Martin Ryan, of Carrickbrack Road, Baily, Howth, Co Dublin, told Judge Jacqueline Linnane that when he dropped in to his Sutton branch he was met with long queues.
“They are always very busy and you have to queue for an hour to make a payment,” Ryan told the Circuit Civil Court.
Ryan, who represented himself in court, said he put his €250-a-week mortgage and arrears repayments into the bank’s Automated Teller Machine (ATM) but the bank refused to accept payment by this method.
“I have been making weekly payments of €250 per week but AIB refuses to take my payments,” he said.
Barrister Keith Rooney, for the bank, said AIB was unable to accept payments via its ATM and Mr Ryan had been told this. He said the bank was seeking an adjournment to allow it to clarify some matters.
Arrears
Ryan and his wife, Mary, are being sued by the bank for possession of their Baily property on foot of loans of €20,000, €65,000 and €120,000 taken out against their home. Repayment arrears now stood at €84,000, the court heard.
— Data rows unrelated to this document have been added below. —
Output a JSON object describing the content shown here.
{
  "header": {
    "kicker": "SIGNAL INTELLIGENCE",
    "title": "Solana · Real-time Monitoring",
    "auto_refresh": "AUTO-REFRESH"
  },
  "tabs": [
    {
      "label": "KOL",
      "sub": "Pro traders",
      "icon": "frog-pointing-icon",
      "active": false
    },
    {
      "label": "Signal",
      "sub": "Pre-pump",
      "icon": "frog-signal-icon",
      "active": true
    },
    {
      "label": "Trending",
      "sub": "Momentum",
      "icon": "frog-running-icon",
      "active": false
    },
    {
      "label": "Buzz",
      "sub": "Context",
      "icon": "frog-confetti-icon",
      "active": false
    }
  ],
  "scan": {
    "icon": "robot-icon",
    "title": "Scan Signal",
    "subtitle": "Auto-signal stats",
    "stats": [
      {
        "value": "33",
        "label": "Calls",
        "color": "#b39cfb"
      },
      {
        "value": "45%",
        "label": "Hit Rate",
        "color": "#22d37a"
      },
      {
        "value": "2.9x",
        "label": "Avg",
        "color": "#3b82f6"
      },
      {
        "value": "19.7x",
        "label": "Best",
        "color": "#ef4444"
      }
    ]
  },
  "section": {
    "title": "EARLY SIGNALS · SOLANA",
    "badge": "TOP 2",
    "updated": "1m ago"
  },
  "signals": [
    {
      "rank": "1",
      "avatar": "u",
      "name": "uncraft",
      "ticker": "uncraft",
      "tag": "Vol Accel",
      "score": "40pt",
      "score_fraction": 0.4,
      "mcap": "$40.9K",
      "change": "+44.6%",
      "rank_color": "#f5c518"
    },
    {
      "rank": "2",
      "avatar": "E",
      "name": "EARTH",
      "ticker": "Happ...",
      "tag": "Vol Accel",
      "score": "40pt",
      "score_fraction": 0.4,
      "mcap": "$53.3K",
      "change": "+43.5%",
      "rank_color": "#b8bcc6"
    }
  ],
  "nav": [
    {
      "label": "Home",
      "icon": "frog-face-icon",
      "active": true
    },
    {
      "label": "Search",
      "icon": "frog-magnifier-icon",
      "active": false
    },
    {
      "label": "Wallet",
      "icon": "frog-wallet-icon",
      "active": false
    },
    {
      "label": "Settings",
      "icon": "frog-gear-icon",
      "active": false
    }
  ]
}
Warning him to continue making lodgements against his mortgage, Judge Linnane told him: “All of us have to queue and if you have to queue you have to queue. Don’t come back to me blaming the bank for something that is not the bank’s fault.”
The judge said it was clear from a letter the bank had sent him on 9th December last year that Mr Ryan could not make payments on his mortgage account through an ATM.
Adjourning the proceedings, Judge Linnane said €250 a week was not going to make a big dent on arrears of €84,000 but he should continue lodging the money.
The court heard the Ryans had failed to make payments due to the bank and a written demand for possession of the property had been made on April 9th, 2014.